Differences between Axions and Generic Light Scalars in Laboratory Experiments

TL;DR

This paper compares axions and generic light scalars, highlighting how experimental bounds differ significantly due to their distinct theoretical properties, with EDM constraints being dominant for axions but not for generic scalars.

Contribution

It clarifies the contrasting experimental constraints on axions versus generic light scalars, emphasizing the role of their theoretical origins in determining bound strengths.

Findings

EDM bounds are strongest for axions due to their link to the Strong CP problem.

Fifth-force and astrophysical bounds are more restrictive for generic scalars.

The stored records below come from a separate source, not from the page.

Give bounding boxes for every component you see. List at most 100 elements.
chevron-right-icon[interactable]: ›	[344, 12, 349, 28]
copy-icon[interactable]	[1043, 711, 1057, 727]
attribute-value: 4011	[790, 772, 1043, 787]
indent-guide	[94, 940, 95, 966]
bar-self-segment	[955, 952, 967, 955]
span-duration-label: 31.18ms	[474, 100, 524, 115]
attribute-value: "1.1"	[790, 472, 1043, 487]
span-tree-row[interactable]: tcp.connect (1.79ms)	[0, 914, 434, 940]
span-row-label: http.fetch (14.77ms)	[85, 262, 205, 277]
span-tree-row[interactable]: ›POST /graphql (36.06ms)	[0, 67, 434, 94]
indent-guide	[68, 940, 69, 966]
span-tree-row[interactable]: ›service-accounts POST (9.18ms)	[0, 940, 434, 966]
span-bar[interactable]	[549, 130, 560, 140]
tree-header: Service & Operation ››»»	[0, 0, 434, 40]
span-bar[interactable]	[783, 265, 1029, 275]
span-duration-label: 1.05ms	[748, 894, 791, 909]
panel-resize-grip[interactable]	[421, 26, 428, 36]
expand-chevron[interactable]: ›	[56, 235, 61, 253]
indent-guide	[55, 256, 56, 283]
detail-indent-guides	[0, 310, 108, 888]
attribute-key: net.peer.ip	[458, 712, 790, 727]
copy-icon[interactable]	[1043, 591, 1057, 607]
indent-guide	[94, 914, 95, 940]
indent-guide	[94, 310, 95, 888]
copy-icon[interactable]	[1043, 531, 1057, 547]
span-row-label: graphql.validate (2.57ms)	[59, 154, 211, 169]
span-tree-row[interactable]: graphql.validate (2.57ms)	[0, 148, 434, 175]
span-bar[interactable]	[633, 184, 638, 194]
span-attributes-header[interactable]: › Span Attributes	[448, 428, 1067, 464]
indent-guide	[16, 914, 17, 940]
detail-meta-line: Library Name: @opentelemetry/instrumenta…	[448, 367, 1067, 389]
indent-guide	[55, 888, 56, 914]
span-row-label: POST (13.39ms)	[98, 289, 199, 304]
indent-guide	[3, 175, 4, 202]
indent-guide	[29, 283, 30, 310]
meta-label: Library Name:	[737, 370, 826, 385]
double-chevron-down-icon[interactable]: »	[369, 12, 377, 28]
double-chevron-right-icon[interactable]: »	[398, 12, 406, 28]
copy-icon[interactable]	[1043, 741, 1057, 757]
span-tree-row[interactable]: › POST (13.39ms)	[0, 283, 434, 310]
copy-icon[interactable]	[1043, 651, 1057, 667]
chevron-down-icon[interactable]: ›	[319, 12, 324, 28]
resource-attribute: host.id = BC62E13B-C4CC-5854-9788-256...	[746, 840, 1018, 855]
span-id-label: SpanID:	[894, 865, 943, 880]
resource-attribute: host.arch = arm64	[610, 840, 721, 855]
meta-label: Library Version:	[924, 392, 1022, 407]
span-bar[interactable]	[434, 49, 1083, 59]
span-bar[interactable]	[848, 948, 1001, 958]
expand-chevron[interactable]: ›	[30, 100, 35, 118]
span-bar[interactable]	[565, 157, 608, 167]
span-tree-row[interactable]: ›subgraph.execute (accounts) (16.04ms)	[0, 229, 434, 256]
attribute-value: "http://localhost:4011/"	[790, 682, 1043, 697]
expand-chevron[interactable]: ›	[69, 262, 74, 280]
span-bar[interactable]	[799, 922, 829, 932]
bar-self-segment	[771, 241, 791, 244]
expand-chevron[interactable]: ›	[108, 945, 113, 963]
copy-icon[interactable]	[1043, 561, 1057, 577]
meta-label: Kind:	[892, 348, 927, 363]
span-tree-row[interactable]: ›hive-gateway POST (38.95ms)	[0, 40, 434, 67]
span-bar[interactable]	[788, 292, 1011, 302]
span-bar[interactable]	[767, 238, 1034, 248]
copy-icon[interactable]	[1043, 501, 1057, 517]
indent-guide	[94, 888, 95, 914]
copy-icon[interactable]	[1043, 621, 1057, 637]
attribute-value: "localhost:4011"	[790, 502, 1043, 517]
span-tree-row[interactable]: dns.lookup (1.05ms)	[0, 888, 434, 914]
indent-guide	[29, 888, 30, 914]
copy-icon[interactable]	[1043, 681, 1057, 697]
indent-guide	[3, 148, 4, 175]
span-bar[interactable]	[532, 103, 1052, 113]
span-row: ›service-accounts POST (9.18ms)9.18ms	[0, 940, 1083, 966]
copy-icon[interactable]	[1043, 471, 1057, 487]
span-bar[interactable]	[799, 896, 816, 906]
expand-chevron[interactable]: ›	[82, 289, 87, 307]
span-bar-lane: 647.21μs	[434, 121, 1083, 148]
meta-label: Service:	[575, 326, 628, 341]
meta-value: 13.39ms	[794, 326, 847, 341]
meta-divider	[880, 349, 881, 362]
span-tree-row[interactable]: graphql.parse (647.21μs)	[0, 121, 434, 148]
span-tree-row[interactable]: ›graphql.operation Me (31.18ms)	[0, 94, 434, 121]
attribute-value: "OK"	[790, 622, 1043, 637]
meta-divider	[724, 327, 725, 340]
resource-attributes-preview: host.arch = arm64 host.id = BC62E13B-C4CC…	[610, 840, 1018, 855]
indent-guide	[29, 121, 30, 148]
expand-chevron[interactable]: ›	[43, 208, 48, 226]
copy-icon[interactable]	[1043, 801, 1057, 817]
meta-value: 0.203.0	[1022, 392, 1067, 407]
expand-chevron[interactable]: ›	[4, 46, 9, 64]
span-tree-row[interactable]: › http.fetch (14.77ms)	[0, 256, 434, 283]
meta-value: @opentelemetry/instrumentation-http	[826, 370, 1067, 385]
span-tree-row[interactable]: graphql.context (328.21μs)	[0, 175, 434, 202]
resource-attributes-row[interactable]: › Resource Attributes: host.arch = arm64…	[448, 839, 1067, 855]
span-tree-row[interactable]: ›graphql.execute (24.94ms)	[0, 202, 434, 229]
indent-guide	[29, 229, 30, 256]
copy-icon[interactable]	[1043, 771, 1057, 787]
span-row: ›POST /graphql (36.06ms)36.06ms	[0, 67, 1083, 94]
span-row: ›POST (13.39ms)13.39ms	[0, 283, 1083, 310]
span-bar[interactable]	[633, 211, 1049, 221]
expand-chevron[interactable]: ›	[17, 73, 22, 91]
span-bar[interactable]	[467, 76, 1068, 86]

The constraints vary significantly depending on the scalar's relation to the Strong CP problem.

Abstract

It is well-known that electric dipole moment (EDM) constraints provide the most stringent bounds on axion-mediated macroscopic spin-dependent (SD) and time reversal and parity violating (TVPV) forces. These bounds are several orders of magnitude stronger than those arising from direct searches in fifth-force experiments and combining astrophysical bounds on stellar energy loss with Eotvos tests of the weak equivalence principle (WEP). This is a consequence of the specific properties of the axion, invoked to solve the Strong CP problem. However, the situation is quite different for generic light scalars that are unrelated to the strong CP problem. In this case, bounds from fifth-force experiments and astrophysical processes are far more stringent than the EDM bounds, for the mass range explored in direct searches.